The factors that cause U.S. weather—varying barometric pressure, temperature, humidity, wind velocity, topography, etc. —interact so intricately that the human brain cannot handle the "burden of computation." During World War II, 40 skilled operators with 40 desk computers tried to keep up with U.S. weather. They fell behind like earthworms paced by a meteor.

Chemicals & Economics. Other practical computing assignments will come from chemistry. The properties of chemical compounds are determined by the characteristics of the atoms that form their molecules; but when chemists try to predict the characteristics of a new compound, not yet synthesized, they run into barriers of figuring. Computers of the future will leap lightly over such barriers. Computermen believe that future chemists will tell the machines to examine thousands of possible compounds in search of the best one: say, a plastic with great elasticity. When such a compound is found, the chemists will set about synthesizing it.

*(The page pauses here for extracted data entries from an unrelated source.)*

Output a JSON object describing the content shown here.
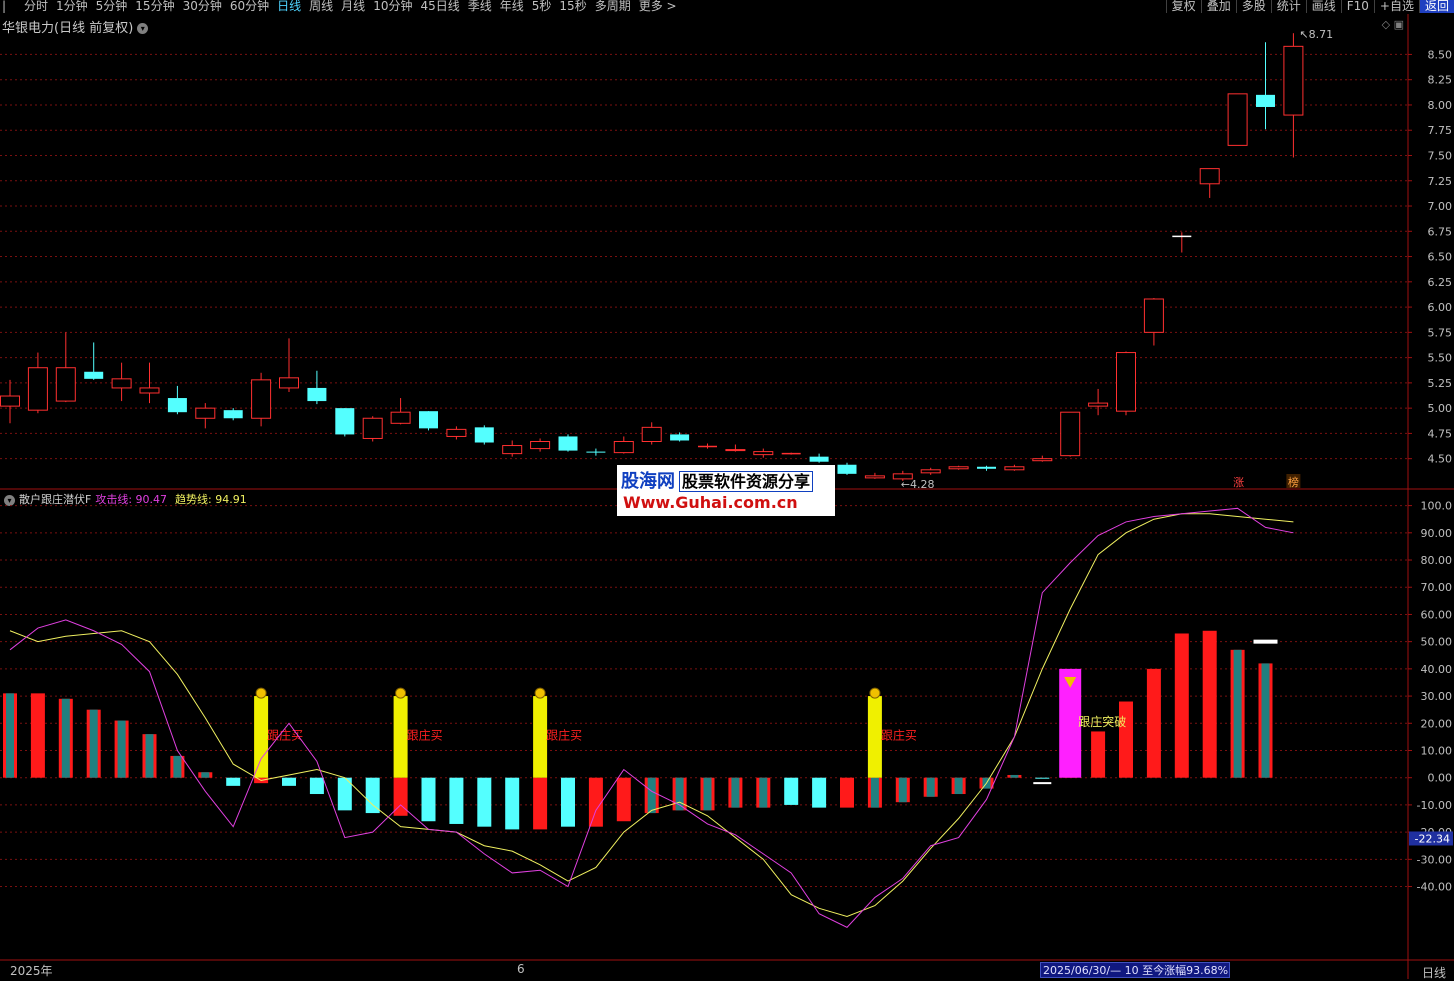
{
  "toolbar": {
    "lead_icon": "|",
    "periods": [
      "分时",
      "1分钟",
      "5分钟",
      "15分钟",
      "30分钟",
      "60分钟",
      "日线",
      "周线",
      "月线",
      "10分钟",
      "45日线",
      "季线",
      "年线",
      "5秒",
      "15秒",
      "多周期",
      "更多 >"
    ],
    "active_period": "日线",
    "tools": [
      "复权",
      "叠加",
      "多股",
      "统计",
      "画线",
      "F10",
      "+自选",
      "返回"
    ]
  },
  "stock": {
    "title": "华银电力(日线 前复权)",
    "high_label": "8.71",
    "low_label": "4.28",
    "marks": [
      "涨",
      "榜"
    ]
  },
  "indicator": {
    "name": "散户跟庄潜伏F",
    "attack_label": "攻击线: 90.47",
    "trend_label": "趋势线: 94.91",
    "follow_buy": "跟庄买",
    "breakout": "跟庄突破",
    "current_value": "-22.34"
  },
  "price_axis": [
    "8.50",
    "8.25",
    "8.00",
    "7.75",
    "7.50",
    "7.25",
    "7.00",
    "6.75",
    "6.50",
    "6.25",
    "6.00",
    "5.75",
    "5.50",
    "5.25",
    "5.00",
    "4.75",
    "4.50"
  ],
  "indicator_axis": [
    "100.0",
    "90.00",
    "80.00",
    "70.00",
    "60.00",
    "50.00",
    "40.00",
    "30.00",
    "20.00",
    "10.00",
    "0.00",
    "-10.00",
    "-20.00",
    "-30.00",
    "-40.00"
  ],
  "bottom": {
    "year_label": "2025年",
    "month_label": "6",
    "range_info": "2025/06/30/— 10 至今涨幅93.68%",
    "period_label": "日线"
  },
  "watermark": {
    "line1_a": "股海网",
    "line1_b": "股票软件资源分享",
    "line2": "Www.Guhai.com.cn"
  },
  "colors": {
    "up": "#ff3030",
    "down": "#54ffff",
    "attack": "#e040e0",
    "trend": "#f0f060",
    "grid": "#7a1010"
  },
  "chart_data": {
    "type": "candlestick",
    "candles": [
      [
        5.02,
        5.12,
        5.28,
        4.85
      ],
      [
        4.98,
        5.4,
        5.55,
        4.95
      ],
      [
        5.07,
        5.4,
        5.75,
        5.06
      ],
      [
        5.36,
        5.29,
        5.65,
        5.28
      ],
      [
        5.2,
        5.29,
        5.45,
        5.07
      ],
      [
        5.15,
        5.2,
        5.45,
        5.05
      ],
      [
        5.1,
        4.96,
        5.22,
        4.94
      ],
      [
        4.9,
        5.0,
        5.05,
        4.8
      ],
      [
        4.98,
        4.9,
        5.0,
        4.88
      ],
      [
        4.9,
        5.28,
        5.35,
        4.82
      ],
      [
        5.2,
        5.3,
        5.69,
        5.16
      ],
      [
        5.2,
        5.07,
        5.37,
        5.04
      ],
      [
        5.0,
        4.74,
        5.0,
        4.72
      ],
      [
        4.7,
        4.9,
        4.92,
        4.67
      ],
      [
        4.85,
        4.96,
        5.1,
        4.84
      ],
      [
        4.97,
        4.8,
        4.97,
        4.78
      ],
      [
        4.72,
        4.79,
        4.82,
        4.69
      ],
      [
        4.81,
        4.66,
        4.83,
        4.64
      ],
      [
        4.55,
        4.63,
        4.68,
        4.52
      ],
      [
        4.6,
        4.67,
        4.7,
        4.57
      ],
      [
        4.72,
        4.58,
        4.74,
        4.57
      ],
      [
        4.57,
        4.56,
        4.6,
        4.53
      ],
      [
        4.56,
        4.67,
        4.72,
        4.55
      ],
      [
        4.67,
        4.81,
        4.86,
        4.64
      ],
      [
        4.74,
        4.68,
        4.76,
        4.67
      ],
      [
        4.62,
        4.62,
        4.65,
        4.6
      ],
      [
        4.58,
        4.59,
        4.64,
        4.57
      ],
      [
        4.54,
        4.57,
        4.6,
        4.51
      ],
      [
        4.55,
        4.55,
        4.56,
        4.54
      ],
      [
        4.52,
        4.47,
        4.55,
        4.46
      ],
      [
        4.44,
        4.35,
        4.46,
        4.34
      ],
      [
        4.31,
        4.33,
        4.36,
        4.3
      ],
      [
        4.3,
        4.35,
        4.38,
        4.28
      ],
      [
        4.36,
        4.39,
        4.41,
        4.34
      ],
      [
        4.4,
        4.42,
        4.43,
        4.39
      ],
      [
        4.42,
        4.4,
        4.43,
        4.38
      ],
      [
        4.39,
        4.42,
        4.44,
        4.38
      ],
      [
        4.48,
        4.5,
        4.53,
        4.47
      ],
      [
        4.53,
        4.96,
        4.96,
        4.52
      ],
      [
        5.02,
        5.05,
        5.19,
        4.93
      ],
      [
        4.97,
        5.55,
        5.56,
        4.93
      ],
      [
        5.75,
        6.08,
        6.09,
        5.62
      ],
      [
        6.7,
        6.7,
        6.74,
        6.54
      ],
      [
        7.22,
        7.37,
        7.37,
        7.08
      ],
      [
        7.6,
        8.11,
        8.11,
        7.6
      ],
      [
        8.1,
        7.98,
        8.62,
        7.76
      ],
      [
        7.9,
        8.58,
        8.71,
        7.48
      ]
    ],
    "attack_line": [
      47,
      55,
      58,
      54,
      49,
      39,
      10,
      -5,
      -18,
      7,
      20,
      6,
      -22,
      -20,
      -10,
      -19,
      -20,
      -28,
      -35,
      -34,
      -40,
      -12,
      3,
      -5,
      -10,
      -17,
      -21,
      -28,
      -35,
      -50,
      -55,
      -44,
      -37,
      -25,
      -22,
      -8,
      15,
      68,
      79,
      89,
      94,
      96,
      97,
      98,
      99,
      92,
      90
    ],
    "trend_line": [
      54,
      50,
      52,
      53,
      54,
      50,
      38,
      22,
      5,
      -1,
      1,
      3,
      0,
      -10,
      -18,
      -19,
      -20,
      -25,
      -27,
      -32,
      -38,
      -33,
      -20,
      -12,
      -9,
      -14,
      -22,
      -30,
      -43,
      -48,
      -51,
      -47,
      -38,
      -26,
      -15,
      -2,
      15,
      40,
      62,
      82,
      90,
      95,
      97,
      97,
      96,
      95,
      94
    ],
    "bars": [
      {
        "v": 31,
        "c": "m"
      },
      {
        "v": 31,
        "c": "r"
      },
      {
        "v": 29,
        "c": "m"
      },
      {
        "v": 25,
        "c": "m"
      },
      {
        "v": 21,
        "c": "m"
      },
      {
        "v": 16,
        "c": "m"
      },
      {
        "v": 8,
        "c": "m"
      },
      {
        "v": 2,
        "c": "m"
      },
      {
        "v": -3,
        "c": "c"
      },
      {
        "v": -2,
        "c": "r"
      },
      {
        "v": -3,
        "c": "c"
      },
      {
        "v": -6,
        "c": "c"
      },
      {
        "v": -12,
        "c": "c"
      },
      {
        "v": -13,
        "c": "c"
      },
      {
        "v": -14,
        "c": "r"
      },
      {
        "v": -16,
        "c": "c"
      },
      {
        "v": -17,
        "c": "c"
      },
      {
        "v": -18,
        "c": "c"
      },
      {
        "v": -19,
        "c": "c"
      },
      {
        "v": -19,
        "c": "r"
      },
      {
        "v": -18,
        "c": "c"
      },
      {
        "v": -18,
        "c": "r"
      },
      {
        "v": -16,
        "c": "r"
      },
      {
        "v": -13,
        "c": "m"
      },
      {
        "v": -12,
        "c": "m"
      },
      {
        "v": -12,
        "c": "m"
      },
      {
        "v": -11,
        "c": "m"
      },
      {
        "v": -11,
        "c": "m"
      },
      {
        "v": -10,
        "c": "c"
      },
      {
        "v": -11,
        "c": "c"
      },
      {
        "v": -11,
        "c": "r"
      },
      {
        "v": -11,
        "c": "m"
      },
      {
        "v": -9,
        "c": "m"
      },
      {
        "v": -7,
        "c": "m"
      },
      {
        "v": -6,
        "c": "m"
      },
      {
        "v": -4,
        "c": "m"
      },
      {
        "v": 1,
        "c": "m"
      },
      {
        "v": 0,
        "c": "c"
      },
      {
        "v": 9,
        "c": "r"
      },
      {
        "v": 17,
        "c": "r"
      },
      {
        "v": 28,
        "c": "r"
      },
      {
        "v": 40,
        "c": "r"
      },
      {
        "v": 53,
        "c": "r"
      },
      {
        "v": 54,
        "c": "r"
      },
      {
        "v": 47,
        "c": "m"
      },
      {
        "v": 42,
        "c": "m"
      }
    ],
    "signals": [
      9,
      14,
      19,
      31
    ],
    "breakout_index": 38,
    "price_range": [
      4.2,
      8.9
    ],
    "indicator_range": [
      -67,
      105
    ]
  }
}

In many other fields the machines will have figuring to do. According to Harvard's Professor Aiken, U.S. economic health depends upon the interaction of 38 industries. But they interact in such complex ways that economists can only guess at present whether they will hatch, a few months later, a boom or a depression. It should be possible for the machines, thinks Aiken, to solve at short intervals a sort of "flow equation" of U.S. economic affairs. After digesting reports on production, payrolls, bank loans, etc., the brainy monsters should be able to forecast economic rain or sunshine. It might even be possible, according to Aiken, to "program" a machine so that it could beat the stock market.

Mechanical Stenographer. Computermen point out that the human brain and the machines speak basically the same language: the simplified language of binary arithmetic. When a stenographer, for instance, listens to her boss's dictation, her ears catch sound waves ("In reply to yours of the 4th . . ."), and turn them into the yes-or-no signals that her neurons demand. Then her neurons send instructions to her finger muscles that result in shorthand scratchings.

There is no reason, say the computermen, why a machine cannot do the same thing. It would need an attachment to turn spoken words into trains of binary numbers. Then the numbers would be turned into typed words. They would not necessarily be spelled phonetically. The machine could decide by reference to memory, just as a flesh & blood stenographer does, how each group of sounds ought to be spelled. Other "memories" would tell it how to clean up the boss's grammar.